Wiosna zaczyna ujawniać swą obecność, co oczywiście oznacza, że na drogi wyjeżdżają fani dwóch kółek. Podobnie jak w przypadku innych grup uczestników ruchu, w tej też znajdują się nieodpowiedzialne jednostki.
Jazda z prędkością 200 km/h na motocyklu powinna ograniczać się to zawodów profesjonalistów, którzy pokazują swoje umiejętności na torze. Niestety, niektórzy pozwalają sobie na takie szaleństwo na odcinkach publicznych, co oznacza tworzenie zagrożenia dla innych.
Najczęściej dotyczy to ludzi, których główne doświadczenie związane z takimi maszynami to odkręcenie manetki. To umie zrobić każdy. Gorzej, gdy trzeba nagle skręcić lub zahamować. Wtedy już pojawiają się kłopoty.
200 km/h na motocyklu – głupota
Zdajemy sobie sprawę, że sportowy jednoślad błyskawicznie nabiera prędkości, ale to niczego nie zmienia. Szybkość trzeba wytracić, a przy dużych różnicach między pojazdami nietrudno o przecenienie układu hamulcowego i własnych możliwości, tym bardziej że motocykliści bardzo często lekceważą prawidłowy odstęp.

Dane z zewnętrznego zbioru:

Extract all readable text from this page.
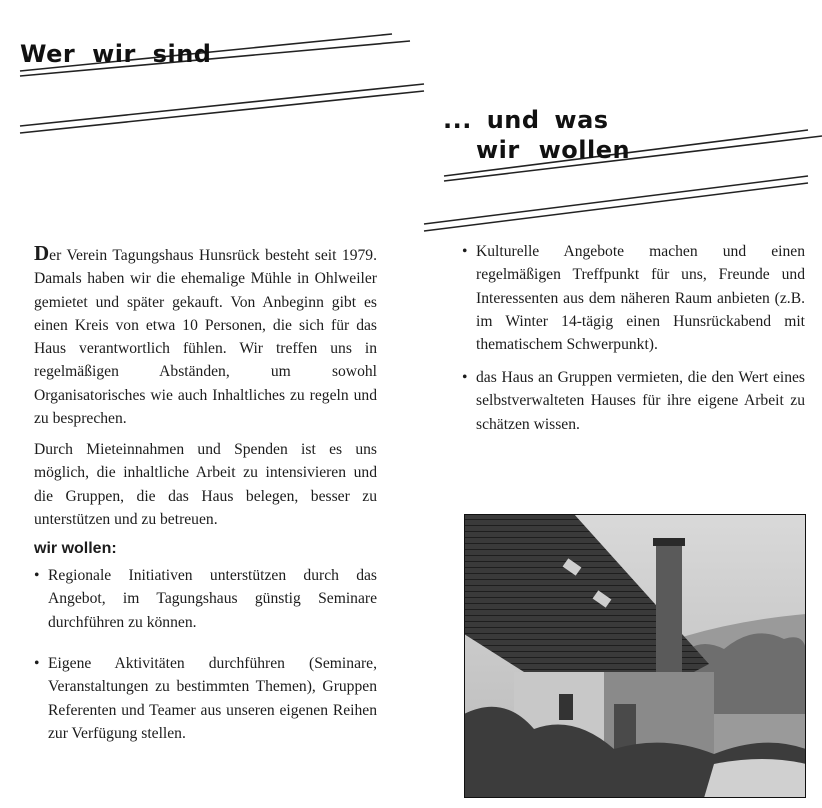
Wer wir sind
... und was
wir wollen

Der Verein Tagungshaus Hunsrück besteht seit 1979. Damals haben wir die ehemalige Mühle in Ohlweiler gemietet und später gekauft. Von Anbeginn gibt es einen Kreis von etwa 10 Personen, die sich für das Haus verantwortlich fühlen. Wir treffen uns in regelmäßigen Abständen, um sowohl Organisatorisches wie auch Inhaltliches zu regeln und zu besprechen.

Durch Mieteinnahmen und Spenden ist es uns möglich, die inhaltliche Arbeit zu intensivieren und die Gruppen, die das Haus belegen, besser zu unterstützen und zu betreuen.

wir wollen:

• Regionale Initiativen unterstützen durch das Angebot, im Tagungshaus günstig Seminare durchführen zu können.
• Eigene Aktivitäten durchführen (Seminare, Veranstaltungen zu bestimmten Themen), Gruppen Referenten und Teamer aus unseren eigenen Reihen zur Verfügung stellen.
• Kulturelle Angebote machen und einen regelmäßigen Treffpunkt für uns, Freunde und Interessenten aus dem näheren Raum anbieten (z.B. im Winter 14-tägig einen Hunsrückabend mit thematischem Schwerpunkt).
• das Haus an Gruppen vermieten, die den Wert eines selbstverwalteten Hauses für ihre eigene Arbeit zu schätzen wissen.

Tak też było tym razem na drodze S7 w pobliżu Nowego Dworu Mazowieckiego. Policjanci w nieoznakowanym radiowozie dostrzegli uczestnika ruchu, który jedzie 200 km/h na motocyklu. Na tamtym odcinku można rozpędzać się do 80 km/h, co oznacza znaczące wykroczenie użytkownika ścigacza.

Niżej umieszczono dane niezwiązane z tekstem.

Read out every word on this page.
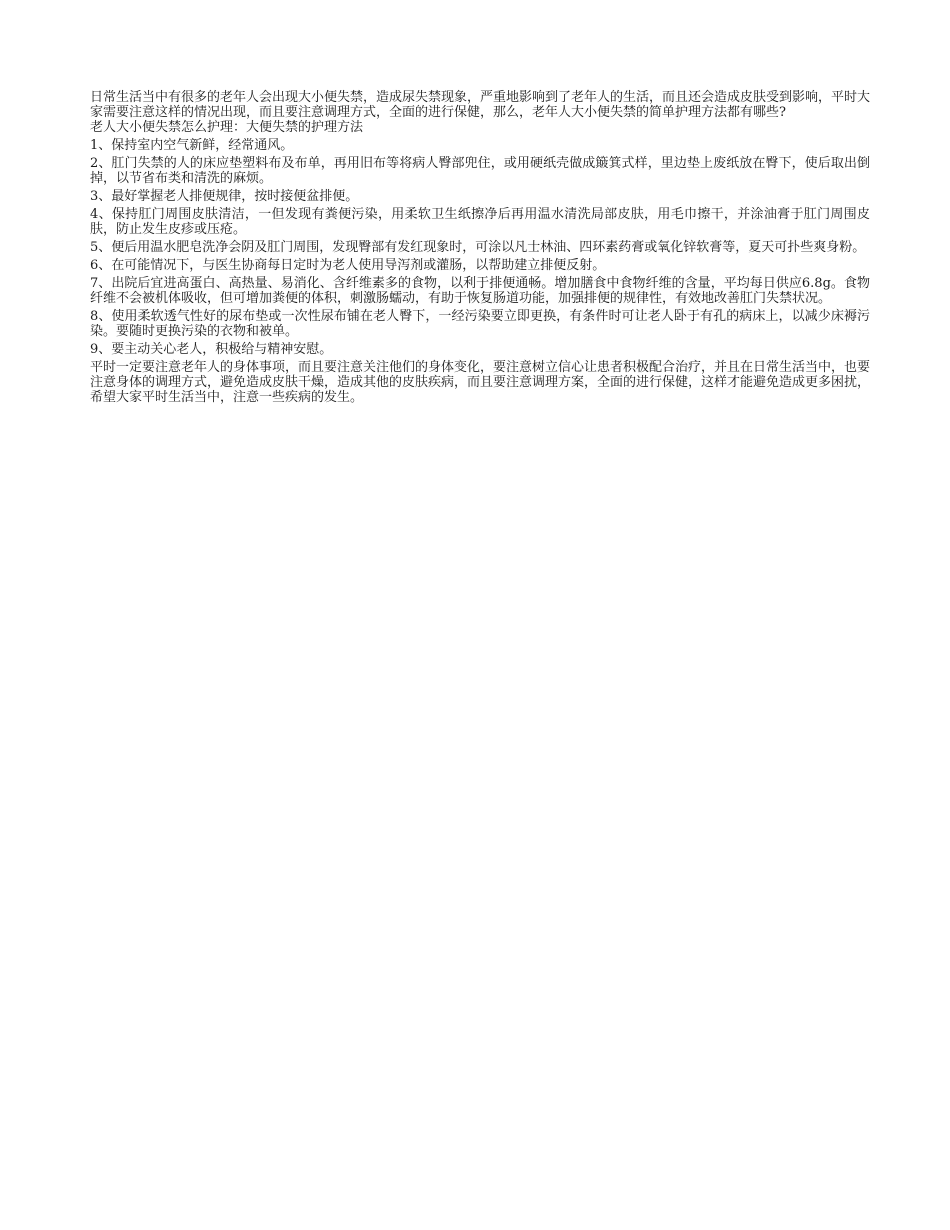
日常生活当中有很多的老年人会出现大小便失禁，造成尿失禁现象，严重地影响到了老年人的生活，而且还会造成皮肤受到影响，平时大家需要注意这样的情况出现，而且要注意调理方式，全面的进行保健，那么，老年人大小便失禁的简单护理方法都有哪些?

老人大小便失禁怎么护理：大便失禁的护理方法

1、保持室内空气新鲜，经常通风。

2、肛门失禁的人的床应垫塑料布及布单，再用旧布等将病人臀部兜住，或用硬纸壳做成簸箕式样，里边垫上废纸放在臀下，使后取出倒掉，以节省布类和清洗的麻烦。

3、最好掌握老人排便规律，按时接便盆排便。

4、保持肛门周围皮肤清洁，一但发现有粪便污染，用柔软卫生纸擦净后再用温水清洗局部皮肤，用毛巾擦干，并涂油膏于肛门周围皮肤，防止发生皮疹或压疮。

5、便后用温水肥皂洗净会阴及肛门周围，发现臀部有发红现象时，可涂以凡士林油、四环素药膏或氧化锌软膏等，夏天可扑些爽身粉。

6、在可能情况下，与医生协商每日定时为老人使用导泻剂或灌肠，以帮助建立排便反射。

7、出院后宜进高蛋白、高热量、易消化、含纤维素多的食物，以利于排便通畅。增加膳食中食物纤维的含量，平均每日供应6.8g。食物纤维不会被机体吸收，但可增加粪便的体积，刺激肠蠕动，有助于恢复肠道功能，加强排便的规律性，有效地改善肛门失禁状况。

8、使用柔软透气性好的尿布垫或一次性尿布铺在老人臀下，一经污染要立即更换，有条件时可让老人卧于有孔的病床上，以减少床褥污染。要随时更换污染的衣物和被单。

9、要主动关心老人，积极给与精神安慰。

平时一定要注意老年人的身体事项，而且要注意关注他们的身体变化，要注意树立信心让患者积极配合治疗，并且在日常生活当中，也要注意身体的调理方式，避免造成皮肤干燥，造成其他的皮肤疾病，而且要注意调理方案，全面的进行保健，这样才能避免造成更多困扰，希望大家平时生活当中，注意一些疾病的发生。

>Kolizja z motocyklistą. „Jakimś cudem utrzymał równowagę” (wideo)
Okazało się, że tym szybkim motocyklistą jest 32-letni mieszkaniec województwa warmińsko-mazurskiego. Policjanci szybko ustalili, że mężczyzna nie posiada uprawnień – kategorii A. Nie mógł więc legalnie prowadzić tego pojazdu.

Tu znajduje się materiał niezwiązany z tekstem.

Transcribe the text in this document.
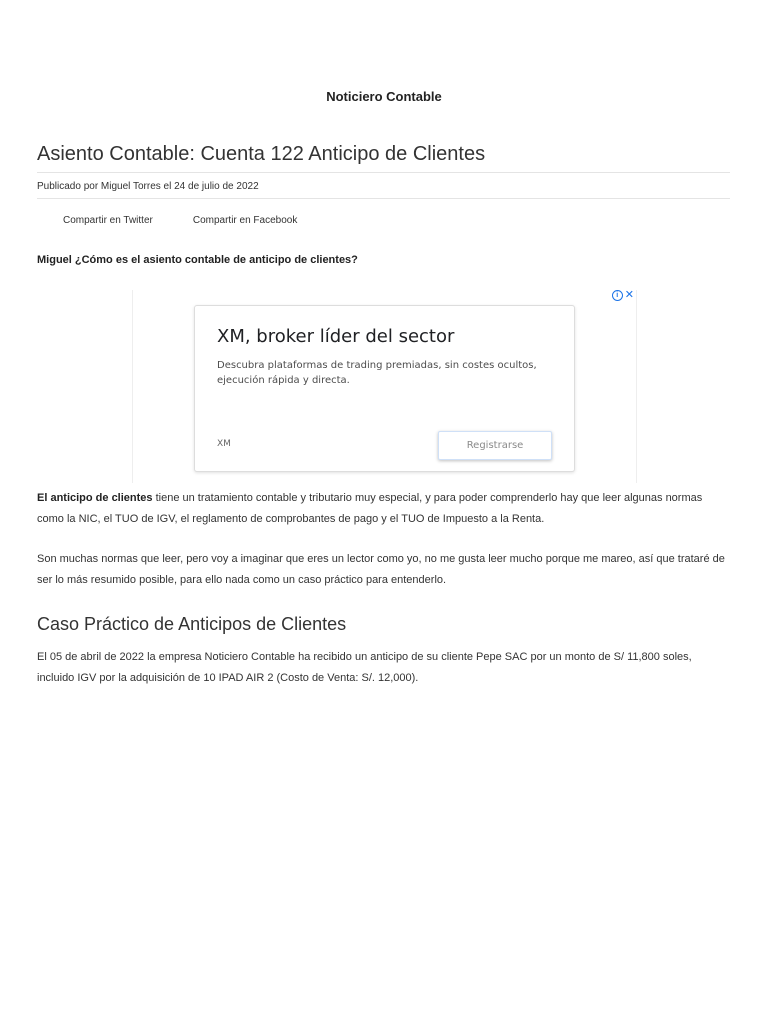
Noticiero Contable
Asiento Contable: Cuenta 122 Anticipo de Clientes
Publicado por Miguel Torres el 24 de julio de 2022
Compartir en Twitter	Compartir en Facebook
Miguel ¿Cómo es el asiento contable de anticipo de clientes?
i ✕
XM, broker líder del sector
Descubra plataformas de trading premiadas, sin costes ocultos, ejecución rápida y directa.
XM	Registrarse

El anticipo de clientes tiene un tratamiento contable y tributario muy especial, y para poder comprenderlo hay que leer algunas normas como la NIC, el TUO de IGV, el reglamento de comprobantes de pago y el TUO de Impuesto a la Renta.

Son muchas normas que leer, pero voy a imaginar que eres un lector como yo, no me gusta leer mucho porque me mareo, así que trataré de ser lo más resumido posible, para ello nada como un caso práctico para entenderlo.

Caso Práctico de Anticipos de Clientes

El 05 de abril de 2022 la empresa Noticiero Contable ha recibido un anticipo de su cliente Pepe SAC por un monto de S/ 11,800 soles, incluido IGV por la adquisición de 10 IPAD AIR 2 (Costo de Venta: S/. 12,000).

Jak można się domyślać, kara była surowa. Motocyklista musi zapłacić 2500 złotych mandatu, a na jego konto wpłynęło 15 punktów karnych. Czeka go również sprawa w sądzie, który może nałożyć 30 tysięcy złotych grzywny i zakaz prowadzenia pojazdów mechanicznych na czas od 6 miesięcy do nawet 3 lat. Krótko mówiąc, wybryk nie był wart ryzyka.
Konsekwencje za jazdę bez uprawnień mogą być bardzo dotkliwe, dlatego nie warto tego zrobić. Kurs jest znacznie tańszy niż potencjalny mandat i inne skutki zatrzymania przez policję, dlatego warto poświęcić swój czas i zdobyć odpowiednie prawo jazdy.